Submitted to: Journal of the Royal Statistical Society, Series A (Statistics in Society)
Publication Type: Peer Reviewed Journal
Publication Acceptance Date: 8/4/2006
Publication Date: 1/15/2007
Citation: Perez-Quezada, J.F., Saliendra, N.Z., Emmerich, W.E., Laca, E.A. 2007. Evaluation of statistical protocols for quality control of ecosystem co2 fluxes. Journal of the Royal Statistical Society Series A. 170(Part 1): 213-230.

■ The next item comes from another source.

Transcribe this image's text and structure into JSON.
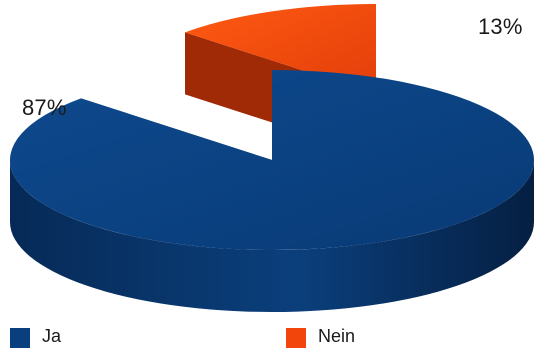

Interpretive Summary: Micrometeorological and CO2 flux data are subject to interpretation by individual scientist and is a very labor intensive. Because of the individual interpretation there are differences in the final results produced. This work evaluated the differences between scientists and models to do the interpretation. The models were able to produce results similar to a group of scientist with less variability. Incorporating model into processing this type of scientific data will result in less labor and produce more consistent quality control of the data

Technical Abstract: The process of quality control of micrometeorological and CO2 flux data can be subjective and may lack repeatability, which would undermine the results of many studies. Multivariate statistical methods and time series analysis (TSA) were used together and independently to detect and replace outliers in CO2 flux data derived from a Bowen ratio-energy balance (BREB) system. The results were compared with those produced by five experts who applied the current and potentially subjective protocol. All protocols were tested on the same set of three five-day periods, when measurements were conducted in an abandoned agricultural field in northern Kazakhstan during the growing season of 2002. The performance of the protocols was defined by the closeness to the average of the experts. Average fluxes after correction by individual experts differed from the mean for all experts by as much as 4.4 g CO2 m-2 d-1. The statistical protocol that combined multivariate distance, multiple linear regression and TSA differed from the experts’ average by 1.15, 1.74 and 0.09 g CO2 m-2 d-1 in each period. A sequential fitting of a TSA model (second-order autoregressive) over variables used to calculate CO2 flux performed well in two datasets (showed differences of 0.07 and 0.11 g CO2 m-2 d-1), but showed a high difference on the other one (5.52 g CO2 m-2 d-1). An automated version of one of the protocols presented here could be used as a standard way of filling gaps and processing data from BREB and other techniques (e.g. eddy covariance). This would enforce objectivity in comparisons of CO2 flux data generated by different research groups and streamline the protocols for quality control.